Loin, très loin, du gris, de la tristesse et du désenchantement de ses plus grands films comme Family Life, Ladybird ou très récemment Sweet Sixteen, Ken Loach change complètement de registre en filmant au plus près le désir et l’étreinte du jeune couple. Peu habitué à donner à ses œuvres une dimension aussi intimiste, le metteur en scène n’est pas totalement à son aise dans cette bluette sentimentale qui flirte trop souvent avec le sitcom aseptisé. Il faut dire que les deux jeunes acteurs au physique avantageux sont un peu trop lisses et monocordes pour incarner avec conviction ce pamphlet qui aurait pourtant pu être passionnant. Du drame social, on glisse progressivement vers la crise existentielle post-adolescente dans laquelle peu de personnes sont invitées à se reconnaître. Mais les raisons pour lesquelles l’œuvre parvient difficilement à convaincre proviennent également du fait que le réalisateur dresse un portrait assez édifiant de la famille de Casim. D’abord cantonnés à n’être que l’incarnation de l’obscurantisme, les personnages des parents et de la sœur aînée n’évoluent pas au gré des situations, dépourvus de toute épaisseur psychologique. Finalement plus bêtes que dangereux, leur présence n’apporte pas le moindre élément de réflexion tangible sur la difficile intégration des communautés religieuses dans une Écosse profondément attachée à ses valeurs catholiques. Mais en bon juste, Ken Loach refuse que l’on stigmatise l’Islam et démontre que la religion catholique peut être autant sinon davantage source d’intolérance et de rejet. Aussi, s’empresse-t-il de confronter la jeune femme amoureuse à un prêtre fanatique et délirant qui condamne sans appel ses choix de vie.

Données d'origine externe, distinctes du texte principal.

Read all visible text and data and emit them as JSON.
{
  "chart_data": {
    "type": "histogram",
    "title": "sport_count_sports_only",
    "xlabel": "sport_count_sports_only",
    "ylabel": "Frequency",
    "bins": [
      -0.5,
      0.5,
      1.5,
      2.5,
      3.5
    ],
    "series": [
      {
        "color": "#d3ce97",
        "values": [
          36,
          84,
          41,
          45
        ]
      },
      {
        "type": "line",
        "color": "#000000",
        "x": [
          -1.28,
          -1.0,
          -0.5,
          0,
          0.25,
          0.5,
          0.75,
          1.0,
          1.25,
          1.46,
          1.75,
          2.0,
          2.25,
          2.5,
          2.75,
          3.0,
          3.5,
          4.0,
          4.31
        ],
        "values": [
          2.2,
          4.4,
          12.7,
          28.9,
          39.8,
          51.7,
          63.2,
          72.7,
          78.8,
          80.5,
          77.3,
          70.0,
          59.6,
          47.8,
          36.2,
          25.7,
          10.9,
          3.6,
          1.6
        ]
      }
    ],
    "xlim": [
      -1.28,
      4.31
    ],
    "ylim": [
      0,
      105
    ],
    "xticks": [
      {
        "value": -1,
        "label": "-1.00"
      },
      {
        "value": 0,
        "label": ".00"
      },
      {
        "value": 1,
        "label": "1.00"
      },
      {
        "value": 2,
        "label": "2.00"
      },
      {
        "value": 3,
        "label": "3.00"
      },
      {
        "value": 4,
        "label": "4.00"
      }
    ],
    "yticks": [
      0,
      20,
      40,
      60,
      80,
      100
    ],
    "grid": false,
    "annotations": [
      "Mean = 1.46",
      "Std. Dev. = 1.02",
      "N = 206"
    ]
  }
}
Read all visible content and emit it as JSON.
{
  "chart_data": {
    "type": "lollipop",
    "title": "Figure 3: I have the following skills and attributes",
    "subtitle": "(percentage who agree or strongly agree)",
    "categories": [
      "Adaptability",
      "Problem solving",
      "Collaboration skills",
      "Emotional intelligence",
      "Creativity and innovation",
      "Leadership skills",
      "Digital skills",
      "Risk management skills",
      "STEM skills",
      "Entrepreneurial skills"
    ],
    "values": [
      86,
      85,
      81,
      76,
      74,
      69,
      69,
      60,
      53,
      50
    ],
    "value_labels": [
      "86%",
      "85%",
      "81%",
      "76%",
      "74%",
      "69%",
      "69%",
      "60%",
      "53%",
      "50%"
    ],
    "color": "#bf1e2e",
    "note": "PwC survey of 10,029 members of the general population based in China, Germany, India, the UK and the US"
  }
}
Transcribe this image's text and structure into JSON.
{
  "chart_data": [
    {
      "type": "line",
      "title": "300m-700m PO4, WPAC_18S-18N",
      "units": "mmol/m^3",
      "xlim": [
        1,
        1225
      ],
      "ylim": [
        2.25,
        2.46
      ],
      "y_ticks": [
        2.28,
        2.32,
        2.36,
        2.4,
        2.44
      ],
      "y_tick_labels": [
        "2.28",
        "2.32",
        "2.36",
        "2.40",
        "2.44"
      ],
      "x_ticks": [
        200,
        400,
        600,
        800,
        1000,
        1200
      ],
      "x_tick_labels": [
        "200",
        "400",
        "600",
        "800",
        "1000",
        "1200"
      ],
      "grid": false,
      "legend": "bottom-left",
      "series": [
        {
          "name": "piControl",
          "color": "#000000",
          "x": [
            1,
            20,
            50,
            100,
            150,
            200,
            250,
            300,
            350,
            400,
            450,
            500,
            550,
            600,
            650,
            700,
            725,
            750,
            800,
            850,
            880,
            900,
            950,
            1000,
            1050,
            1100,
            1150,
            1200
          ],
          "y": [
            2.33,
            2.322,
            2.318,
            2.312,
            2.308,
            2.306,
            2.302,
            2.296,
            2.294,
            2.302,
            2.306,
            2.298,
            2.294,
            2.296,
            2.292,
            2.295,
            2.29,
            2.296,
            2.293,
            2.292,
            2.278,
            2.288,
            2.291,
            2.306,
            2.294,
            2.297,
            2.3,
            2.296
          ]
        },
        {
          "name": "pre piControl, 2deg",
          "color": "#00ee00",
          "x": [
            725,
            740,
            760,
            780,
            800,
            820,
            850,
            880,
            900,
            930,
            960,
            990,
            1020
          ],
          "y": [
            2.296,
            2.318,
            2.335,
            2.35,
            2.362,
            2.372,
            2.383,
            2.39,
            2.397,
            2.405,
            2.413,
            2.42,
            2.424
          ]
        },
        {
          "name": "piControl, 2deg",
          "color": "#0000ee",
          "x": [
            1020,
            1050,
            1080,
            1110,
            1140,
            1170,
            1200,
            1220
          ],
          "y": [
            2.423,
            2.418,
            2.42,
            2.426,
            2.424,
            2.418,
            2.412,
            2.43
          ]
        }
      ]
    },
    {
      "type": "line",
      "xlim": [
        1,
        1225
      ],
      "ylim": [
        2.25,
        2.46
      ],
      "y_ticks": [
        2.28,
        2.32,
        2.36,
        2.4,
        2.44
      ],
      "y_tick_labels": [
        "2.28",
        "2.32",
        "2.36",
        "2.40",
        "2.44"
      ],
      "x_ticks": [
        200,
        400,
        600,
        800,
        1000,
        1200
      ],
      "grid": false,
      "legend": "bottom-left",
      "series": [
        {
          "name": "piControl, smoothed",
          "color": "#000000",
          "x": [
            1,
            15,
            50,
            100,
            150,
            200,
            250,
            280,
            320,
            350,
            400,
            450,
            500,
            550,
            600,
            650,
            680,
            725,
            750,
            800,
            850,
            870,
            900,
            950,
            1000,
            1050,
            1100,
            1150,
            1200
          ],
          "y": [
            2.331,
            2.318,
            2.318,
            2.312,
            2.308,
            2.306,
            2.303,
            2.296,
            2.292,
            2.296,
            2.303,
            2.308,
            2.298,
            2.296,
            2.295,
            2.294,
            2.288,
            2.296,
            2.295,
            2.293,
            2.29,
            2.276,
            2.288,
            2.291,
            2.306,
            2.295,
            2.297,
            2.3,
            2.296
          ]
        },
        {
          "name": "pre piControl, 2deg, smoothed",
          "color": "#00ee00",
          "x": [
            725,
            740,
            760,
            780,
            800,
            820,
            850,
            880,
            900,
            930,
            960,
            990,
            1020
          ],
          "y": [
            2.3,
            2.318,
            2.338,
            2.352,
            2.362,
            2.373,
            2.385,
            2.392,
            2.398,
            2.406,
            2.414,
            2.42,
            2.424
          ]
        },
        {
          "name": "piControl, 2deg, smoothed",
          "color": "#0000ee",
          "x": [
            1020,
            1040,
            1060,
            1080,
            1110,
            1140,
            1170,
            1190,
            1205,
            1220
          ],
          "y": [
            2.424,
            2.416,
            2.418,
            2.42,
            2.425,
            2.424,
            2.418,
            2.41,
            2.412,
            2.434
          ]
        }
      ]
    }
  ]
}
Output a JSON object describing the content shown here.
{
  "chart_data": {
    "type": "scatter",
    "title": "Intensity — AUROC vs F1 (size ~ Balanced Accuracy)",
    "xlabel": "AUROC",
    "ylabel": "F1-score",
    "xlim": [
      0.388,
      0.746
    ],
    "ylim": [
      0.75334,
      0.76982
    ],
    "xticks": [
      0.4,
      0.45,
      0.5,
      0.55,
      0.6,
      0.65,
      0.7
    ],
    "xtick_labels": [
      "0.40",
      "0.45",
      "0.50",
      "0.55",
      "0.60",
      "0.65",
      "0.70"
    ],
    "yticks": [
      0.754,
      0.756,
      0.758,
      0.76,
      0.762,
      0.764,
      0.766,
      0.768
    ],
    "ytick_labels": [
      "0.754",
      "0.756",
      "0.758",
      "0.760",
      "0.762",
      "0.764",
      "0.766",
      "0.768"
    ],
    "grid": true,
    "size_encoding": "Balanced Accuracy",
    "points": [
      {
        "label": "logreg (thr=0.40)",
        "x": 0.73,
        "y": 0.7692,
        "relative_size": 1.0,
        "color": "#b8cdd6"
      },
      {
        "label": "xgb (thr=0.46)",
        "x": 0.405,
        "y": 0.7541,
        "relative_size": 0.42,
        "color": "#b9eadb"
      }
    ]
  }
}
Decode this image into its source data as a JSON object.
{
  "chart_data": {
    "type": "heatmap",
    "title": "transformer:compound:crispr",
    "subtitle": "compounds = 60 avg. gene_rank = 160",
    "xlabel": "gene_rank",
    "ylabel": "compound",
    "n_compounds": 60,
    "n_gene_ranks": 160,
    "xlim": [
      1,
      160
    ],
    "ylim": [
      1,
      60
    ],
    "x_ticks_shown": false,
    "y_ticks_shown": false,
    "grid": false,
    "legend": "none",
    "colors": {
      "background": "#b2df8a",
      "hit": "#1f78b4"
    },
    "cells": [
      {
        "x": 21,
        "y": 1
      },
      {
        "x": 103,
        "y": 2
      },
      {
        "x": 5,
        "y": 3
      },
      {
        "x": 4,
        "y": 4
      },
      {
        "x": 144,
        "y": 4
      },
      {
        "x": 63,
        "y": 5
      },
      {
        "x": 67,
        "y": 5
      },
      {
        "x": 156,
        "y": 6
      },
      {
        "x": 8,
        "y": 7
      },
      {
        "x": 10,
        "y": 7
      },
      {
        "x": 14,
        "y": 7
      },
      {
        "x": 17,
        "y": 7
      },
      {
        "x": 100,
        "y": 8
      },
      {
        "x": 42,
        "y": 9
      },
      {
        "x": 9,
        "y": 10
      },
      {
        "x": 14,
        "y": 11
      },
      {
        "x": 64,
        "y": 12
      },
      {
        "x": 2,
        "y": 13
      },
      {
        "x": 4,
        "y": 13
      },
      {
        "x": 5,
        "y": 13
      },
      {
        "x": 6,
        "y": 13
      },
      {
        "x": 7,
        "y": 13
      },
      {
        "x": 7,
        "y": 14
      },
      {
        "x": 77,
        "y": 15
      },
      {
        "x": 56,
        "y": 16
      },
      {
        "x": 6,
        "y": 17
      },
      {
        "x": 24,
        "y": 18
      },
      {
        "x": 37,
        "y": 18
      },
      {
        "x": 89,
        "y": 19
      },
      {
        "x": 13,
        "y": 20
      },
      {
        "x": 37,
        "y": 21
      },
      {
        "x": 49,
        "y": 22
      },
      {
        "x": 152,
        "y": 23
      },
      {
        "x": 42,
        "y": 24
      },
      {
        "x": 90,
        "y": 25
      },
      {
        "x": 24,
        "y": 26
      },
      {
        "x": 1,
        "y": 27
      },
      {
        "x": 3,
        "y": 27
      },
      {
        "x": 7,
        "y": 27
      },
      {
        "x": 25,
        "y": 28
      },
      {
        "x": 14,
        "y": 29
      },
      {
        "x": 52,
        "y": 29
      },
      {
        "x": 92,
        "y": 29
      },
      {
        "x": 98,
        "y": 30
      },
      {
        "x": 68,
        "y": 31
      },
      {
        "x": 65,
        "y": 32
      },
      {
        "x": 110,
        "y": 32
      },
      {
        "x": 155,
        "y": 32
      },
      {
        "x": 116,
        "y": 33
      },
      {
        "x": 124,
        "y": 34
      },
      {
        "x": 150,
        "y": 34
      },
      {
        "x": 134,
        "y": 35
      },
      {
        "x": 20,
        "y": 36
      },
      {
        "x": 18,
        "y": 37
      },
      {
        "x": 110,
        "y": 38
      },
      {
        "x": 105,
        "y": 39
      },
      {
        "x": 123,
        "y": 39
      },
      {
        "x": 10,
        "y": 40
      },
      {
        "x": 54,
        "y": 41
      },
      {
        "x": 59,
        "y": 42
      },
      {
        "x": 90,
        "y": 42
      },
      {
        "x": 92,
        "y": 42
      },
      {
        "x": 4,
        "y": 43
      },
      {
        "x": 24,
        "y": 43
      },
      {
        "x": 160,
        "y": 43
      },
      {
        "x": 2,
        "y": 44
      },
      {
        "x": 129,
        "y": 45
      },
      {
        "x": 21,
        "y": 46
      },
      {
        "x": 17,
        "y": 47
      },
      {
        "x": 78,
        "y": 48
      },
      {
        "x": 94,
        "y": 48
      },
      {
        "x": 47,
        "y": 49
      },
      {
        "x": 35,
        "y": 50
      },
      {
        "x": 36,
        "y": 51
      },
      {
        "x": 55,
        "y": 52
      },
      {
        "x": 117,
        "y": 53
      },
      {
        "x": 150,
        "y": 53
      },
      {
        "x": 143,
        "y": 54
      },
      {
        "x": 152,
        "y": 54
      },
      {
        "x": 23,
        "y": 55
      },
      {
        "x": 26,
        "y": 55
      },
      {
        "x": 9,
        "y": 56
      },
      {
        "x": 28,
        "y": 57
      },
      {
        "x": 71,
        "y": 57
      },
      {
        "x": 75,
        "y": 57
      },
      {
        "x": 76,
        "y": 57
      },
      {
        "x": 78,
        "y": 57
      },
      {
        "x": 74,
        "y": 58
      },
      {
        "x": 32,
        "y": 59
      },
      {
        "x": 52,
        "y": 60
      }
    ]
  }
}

Chaque scène est prétexte à marquer l’opposition de deux ensembles (Casim contre sa famille, Casim contre Roisin, Roisin contre la sœur de Casim, Roisin contre l’école) sans jamais entretenir la moindre ambiguïté. Sur une heure trente de projection, une seule scène troublante retiendra l’attention (celle où la grande sœur de Casim conduit Roisin devant la maison familiale où cette dernière entraperçoit un monde auquel elle ne pourra jamais appartenir) ce qui nous laisse amèrement imaginer ce que le film aurait pu être si le réalisateur avait su laisser éclore les petites perversités inhérentes à chacun de ses personnages.